The problem with Wikipedia

Much has been said over the years about the establishment of Wikipedia as the go-to destination for the quick collection of information. There have been people from all walks of life that visit the site and love it, and just as many that criticize it.

The main criticisms have stemmed from it's lack of legitimacy as a source. Not only is Wikipedia a few years old, thus lacking a reputation for objectivity or reliable information over a period of time, but the fact that anyone can edit a page, and post anything they want. No, not just false information, literally everything. The fact that theoretically I could go on to Barack Obama's wikipedia page, post that he's a left wing, racist, marxist who wasn't even born in the United States, scares people, and it should, as it ruins what is supposed to be a site where people can go to get information quickly, as well as killing any chance for Wikipedia to achieve it's goal, a community-oriented website where people exchange information...that is people post information that is reliable and other people read it.

This opinion piece from Jaron Lanier, entitled the "Hazards of the New Online Collectivism" from 2006, argues that it's not really the problems of Wikipedia itself, but that it has risen too fast as an unchecked form of insane collectivism.

The problem I am concerned with here is not the Wikipedia in itself. It's been criticized quite a lot, especially in the last year, but the Wikipedia is just one experiment that still has room to change and grow. At the very least it's a success at revealing what the online people with the most determination and time on their hands are thinking, and that's actually interesting information.

No, the problem is in the way the Wikipedia has come to be regarded and used; how it's been elevated to such importance so quickly. And that is part of the larger pattern of the appeal of a new online collectivism that is nothing less than a resurgence of the idea that the collective is all-wise, that it is desirable to have influence concentrated in a bottleneck that can channel the collective with the most verity and force. This is different from representative democracy, or meritocracy. This idea has had dreadful consequences when thrust upon us from the extreme Right or the extreme Left in various historical periods. The fact that it's now being re-introduced today by prominent technologists and futurists, people who in many cases I know and like, doesn't make it any less dangerous.

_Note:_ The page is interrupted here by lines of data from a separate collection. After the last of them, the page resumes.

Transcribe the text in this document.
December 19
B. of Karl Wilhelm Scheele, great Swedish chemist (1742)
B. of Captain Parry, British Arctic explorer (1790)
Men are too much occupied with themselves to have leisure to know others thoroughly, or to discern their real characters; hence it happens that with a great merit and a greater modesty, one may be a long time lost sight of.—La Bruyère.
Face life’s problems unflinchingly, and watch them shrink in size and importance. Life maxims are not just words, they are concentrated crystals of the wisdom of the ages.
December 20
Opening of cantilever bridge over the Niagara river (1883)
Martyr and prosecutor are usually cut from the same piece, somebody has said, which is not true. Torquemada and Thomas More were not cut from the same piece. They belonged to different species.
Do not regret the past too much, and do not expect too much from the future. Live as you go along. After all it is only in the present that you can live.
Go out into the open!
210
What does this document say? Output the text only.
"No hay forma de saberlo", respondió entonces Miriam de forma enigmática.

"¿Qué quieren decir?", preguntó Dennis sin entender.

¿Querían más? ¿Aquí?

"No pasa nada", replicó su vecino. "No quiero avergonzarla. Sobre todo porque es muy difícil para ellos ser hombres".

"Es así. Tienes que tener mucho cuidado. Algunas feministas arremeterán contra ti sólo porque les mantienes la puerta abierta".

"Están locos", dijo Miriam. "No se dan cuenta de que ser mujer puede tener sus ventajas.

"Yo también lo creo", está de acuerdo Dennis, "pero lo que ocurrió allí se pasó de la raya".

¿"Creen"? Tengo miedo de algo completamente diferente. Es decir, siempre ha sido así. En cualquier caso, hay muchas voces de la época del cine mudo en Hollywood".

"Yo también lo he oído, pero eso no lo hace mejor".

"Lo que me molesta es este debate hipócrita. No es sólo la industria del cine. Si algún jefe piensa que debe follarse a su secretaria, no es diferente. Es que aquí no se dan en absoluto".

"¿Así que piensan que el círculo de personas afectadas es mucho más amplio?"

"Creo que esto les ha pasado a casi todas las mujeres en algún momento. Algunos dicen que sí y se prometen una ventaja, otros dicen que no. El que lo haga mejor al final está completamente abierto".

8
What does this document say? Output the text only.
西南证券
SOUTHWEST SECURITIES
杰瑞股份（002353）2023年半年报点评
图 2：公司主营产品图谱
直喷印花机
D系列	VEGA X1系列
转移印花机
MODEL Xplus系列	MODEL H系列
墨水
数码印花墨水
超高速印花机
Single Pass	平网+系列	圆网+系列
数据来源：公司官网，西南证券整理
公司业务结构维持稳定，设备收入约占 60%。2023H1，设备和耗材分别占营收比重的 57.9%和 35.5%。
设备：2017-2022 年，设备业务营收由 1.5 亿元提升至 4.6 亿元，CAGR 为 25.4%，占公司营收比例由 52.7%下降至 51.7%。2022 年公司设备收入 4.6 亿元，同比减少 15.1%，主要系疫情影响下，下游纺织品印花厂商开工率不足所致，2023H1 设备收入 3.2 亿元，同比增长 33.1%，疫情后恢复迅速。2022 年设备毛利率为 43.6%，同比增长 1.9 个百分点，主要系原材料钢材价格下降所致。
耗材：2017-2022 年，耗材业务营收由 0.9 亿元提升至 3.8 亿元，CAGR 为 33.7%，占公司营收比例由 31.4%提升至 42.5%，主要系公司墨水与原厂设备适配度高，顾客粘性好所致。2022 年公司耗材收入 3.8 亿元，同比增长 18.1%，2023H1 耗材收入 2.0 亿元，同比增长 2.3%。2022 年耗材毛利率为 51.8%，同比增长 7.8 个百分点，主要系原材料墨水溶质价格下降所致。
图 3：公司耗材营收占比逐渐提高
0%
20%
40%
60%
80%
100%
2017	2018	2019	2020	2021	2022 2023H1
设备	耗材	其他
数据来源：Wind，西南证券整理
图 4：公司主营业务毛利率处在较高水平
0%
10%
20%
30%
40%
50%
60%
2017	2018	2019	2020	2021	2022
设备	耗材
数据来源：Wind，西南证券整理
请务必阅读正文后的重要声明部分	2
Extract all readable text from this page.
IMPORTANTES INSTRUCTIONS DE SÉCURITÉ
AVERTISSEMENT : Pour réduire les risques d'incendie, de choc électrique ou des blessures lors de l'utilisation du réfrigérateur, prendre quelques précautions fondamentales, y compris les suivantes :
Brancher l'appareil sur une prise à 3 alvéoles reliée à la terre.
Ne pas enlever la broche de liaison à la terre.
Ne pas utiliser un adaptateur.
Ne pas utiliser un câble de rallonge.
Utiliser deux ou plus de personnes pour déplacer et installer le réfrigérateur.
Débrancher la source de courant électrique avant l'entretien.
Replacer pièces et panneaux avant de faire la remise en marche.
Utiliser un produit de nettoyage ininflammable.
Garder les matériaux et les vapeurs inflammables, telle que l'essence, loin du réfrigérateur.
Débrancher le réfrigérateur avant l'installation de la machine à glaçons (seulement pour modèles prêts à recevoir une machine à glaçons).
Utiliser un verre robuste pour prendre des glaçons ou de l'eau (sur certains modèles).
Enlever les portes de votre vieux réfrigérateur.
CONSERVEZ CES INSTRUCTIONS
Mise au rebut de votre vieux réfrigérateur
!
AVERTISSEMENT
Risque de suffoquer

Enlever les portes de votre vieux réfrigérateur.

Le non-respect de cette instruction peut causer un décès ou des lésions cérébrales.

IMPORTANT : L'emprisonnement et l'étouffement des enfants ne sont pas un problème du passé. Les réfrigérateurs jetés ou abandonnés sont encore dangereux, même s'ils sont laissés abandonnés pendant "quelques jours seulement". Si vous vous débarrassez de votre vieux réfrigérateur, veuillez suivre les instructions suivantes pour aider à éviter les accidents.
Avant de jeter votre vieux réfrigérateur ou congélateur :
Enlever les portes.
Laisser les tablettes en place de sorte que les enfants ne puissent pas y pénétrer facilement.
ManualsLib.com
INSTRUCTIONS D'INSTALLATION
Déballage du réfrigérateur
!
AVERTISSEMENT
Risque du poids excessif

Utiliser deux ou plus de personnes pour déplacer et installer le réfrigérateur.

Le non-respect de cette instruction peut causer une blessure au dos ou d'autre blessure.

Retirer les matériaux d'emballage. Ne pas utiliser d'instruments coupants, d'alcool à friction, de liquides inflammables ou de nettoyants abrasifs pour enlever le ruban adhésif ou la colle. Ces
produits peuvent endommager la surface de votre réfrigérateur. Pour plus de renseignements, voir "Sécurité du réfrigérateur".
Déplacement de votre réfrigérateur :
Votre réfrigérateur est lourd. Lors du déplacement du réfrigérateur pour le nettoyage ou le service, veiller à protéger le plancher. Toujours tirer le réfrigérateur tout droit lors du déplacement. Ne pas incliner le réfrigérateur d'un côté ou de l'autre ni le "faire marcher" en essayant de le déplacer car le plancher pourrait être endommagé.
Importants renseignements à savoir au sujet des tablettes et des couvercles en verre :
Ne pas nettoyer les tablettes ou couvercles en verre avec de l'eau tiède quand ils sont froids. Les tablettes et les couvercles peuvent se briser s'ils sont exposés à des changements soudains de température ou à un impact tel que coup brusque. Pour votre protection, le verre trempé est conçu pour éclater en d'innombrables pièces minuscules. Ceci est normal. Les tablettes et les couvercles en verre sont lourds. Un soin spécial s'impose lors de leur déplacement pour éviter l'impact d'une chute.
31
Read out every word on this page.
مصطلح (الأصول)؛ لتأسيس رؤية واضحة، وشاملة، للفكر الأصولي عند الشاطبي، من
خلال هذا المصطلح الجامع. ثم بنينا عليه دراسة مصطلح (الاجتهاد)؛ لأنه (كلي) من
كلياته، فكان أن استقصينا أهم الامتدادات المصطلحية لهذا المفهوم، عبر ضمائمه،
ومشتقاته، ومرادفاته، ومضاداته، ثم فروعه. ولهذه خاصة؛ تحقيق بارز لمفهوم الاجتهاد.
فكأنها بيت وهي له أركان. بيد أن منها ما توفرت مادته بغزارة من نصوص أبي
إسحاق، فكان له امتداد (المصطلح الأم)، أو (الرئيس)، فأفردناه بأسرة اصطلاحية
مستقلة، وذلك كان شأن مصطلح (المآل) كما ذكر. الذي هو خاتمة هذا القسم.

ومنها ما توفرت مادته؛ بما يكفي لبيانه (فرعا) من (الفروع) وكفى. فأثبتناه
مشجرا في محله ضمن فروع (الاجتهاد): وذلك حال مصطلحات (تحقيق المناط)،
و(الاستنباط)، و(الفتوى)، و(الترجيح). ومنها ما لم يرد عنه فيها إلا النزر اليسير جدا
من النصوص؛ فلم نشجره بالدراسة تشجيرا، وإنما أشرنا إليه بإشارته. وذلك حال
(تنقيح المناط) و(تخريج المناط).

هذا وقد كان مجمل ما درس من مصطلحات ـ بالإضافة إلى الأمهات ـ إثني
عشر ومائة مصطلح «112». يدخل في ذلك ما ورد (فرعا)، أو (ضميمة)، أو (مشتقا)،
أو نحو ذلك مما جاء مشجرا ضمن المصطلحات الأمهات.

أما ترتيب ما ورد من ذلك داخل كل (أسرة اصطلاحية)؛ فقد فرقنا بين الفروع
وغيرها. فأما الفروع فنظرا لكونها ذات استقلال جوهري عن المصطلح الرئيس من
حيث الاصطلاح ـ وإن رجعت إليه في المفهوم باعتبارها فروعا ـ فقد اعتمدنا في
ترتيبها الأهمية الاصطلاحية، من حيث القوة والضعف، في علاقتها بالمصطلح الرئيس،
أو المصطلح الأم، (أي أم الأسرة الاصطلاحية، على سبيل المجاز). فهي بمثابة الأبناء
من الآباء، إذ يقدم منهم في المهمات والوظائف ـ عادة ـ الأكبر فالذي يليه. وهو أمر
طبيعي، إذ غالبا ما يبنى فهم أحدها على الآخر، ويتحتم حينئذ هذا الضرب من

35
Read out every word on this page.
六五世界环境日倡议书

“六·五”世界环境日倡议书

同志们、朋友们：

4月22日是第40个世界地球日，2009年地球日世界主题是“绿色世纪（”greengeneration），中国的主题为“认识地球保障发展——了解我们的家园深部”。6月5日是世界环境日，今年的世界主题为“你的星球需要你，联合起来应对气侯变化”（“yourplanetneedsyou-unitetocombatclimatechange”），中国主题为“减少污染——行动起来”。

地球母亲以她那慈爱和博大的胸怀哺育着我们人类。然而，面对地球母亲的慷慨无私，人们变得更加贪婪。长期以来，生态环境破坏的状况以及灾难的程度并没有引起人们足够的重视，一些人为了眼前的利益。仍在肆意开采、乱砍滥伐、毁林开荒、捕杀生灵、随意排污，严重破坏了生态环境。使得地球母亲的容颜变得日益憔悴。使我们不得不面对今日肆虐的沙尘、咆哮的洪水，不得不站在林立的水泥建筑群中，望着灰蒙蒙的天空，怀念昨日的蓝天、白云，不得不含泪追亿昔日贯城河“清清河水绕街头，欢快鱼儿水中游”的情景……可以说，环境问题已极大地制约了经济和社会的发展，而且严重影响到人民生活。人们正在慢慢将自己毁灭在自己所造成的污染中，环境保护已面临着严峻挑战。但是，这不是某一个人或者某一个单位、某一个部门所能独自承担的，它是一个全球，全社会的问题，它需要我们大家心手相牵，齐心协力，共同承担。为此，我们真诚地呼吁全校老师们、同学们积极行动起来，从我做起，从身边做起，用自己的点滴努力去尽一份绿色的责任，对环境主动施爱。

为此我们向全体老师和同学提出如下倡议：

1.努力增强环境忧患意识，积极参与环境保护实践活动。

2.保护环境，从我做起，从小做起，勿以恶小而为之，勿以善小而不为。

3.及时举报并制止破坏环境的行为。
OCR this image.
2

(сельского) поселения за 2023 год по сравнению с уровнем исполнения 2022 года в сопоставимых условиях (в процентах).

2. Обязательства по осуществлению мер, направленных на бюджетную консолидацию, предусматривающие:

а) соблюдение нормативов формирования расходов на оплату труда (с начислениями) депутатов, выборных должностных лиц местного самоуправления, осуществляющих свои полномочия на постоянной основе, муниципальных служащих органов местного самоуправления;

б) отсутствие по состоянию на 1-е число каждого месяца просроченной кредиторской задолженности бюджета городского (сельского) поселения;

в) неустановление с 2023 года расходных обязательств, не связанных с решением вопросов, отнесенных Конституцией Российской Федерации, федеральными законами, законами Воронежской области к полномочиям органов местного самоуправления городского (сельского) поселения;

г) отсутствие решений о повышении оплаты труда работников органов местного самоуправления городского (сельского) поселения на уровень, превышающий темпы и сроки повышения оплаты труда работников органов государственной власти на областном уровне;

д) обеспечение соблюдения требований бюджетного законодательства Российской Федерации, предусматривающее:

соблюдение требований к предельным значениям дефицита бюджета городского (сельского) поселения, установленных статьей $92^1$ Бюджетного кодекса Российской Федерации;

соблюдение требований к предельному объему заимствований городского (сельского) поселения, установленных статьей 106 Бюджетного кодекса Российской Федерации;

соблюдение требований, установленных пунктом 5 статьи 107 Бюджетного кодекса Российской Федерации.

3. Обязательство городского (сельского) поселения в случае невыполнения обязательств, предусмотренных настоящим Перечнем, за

Lanier is right, the fact that Wikipedia has really become such a part of our culture that it has the capability to recycle an old danger of collectivism and thrust it on to us in the new form.

I agree, but I don't think that's really the problem. The problem is the fact that there are idiots in this world, and idiots use Wikipedia. As a result, we are always going to have morons posting factually incorrect information. The key is not to get sucked into the vacumn of collectivism, but to also use common sense when browsing.

Unfortunately, when it comes to the internet, common sense is severely lacking.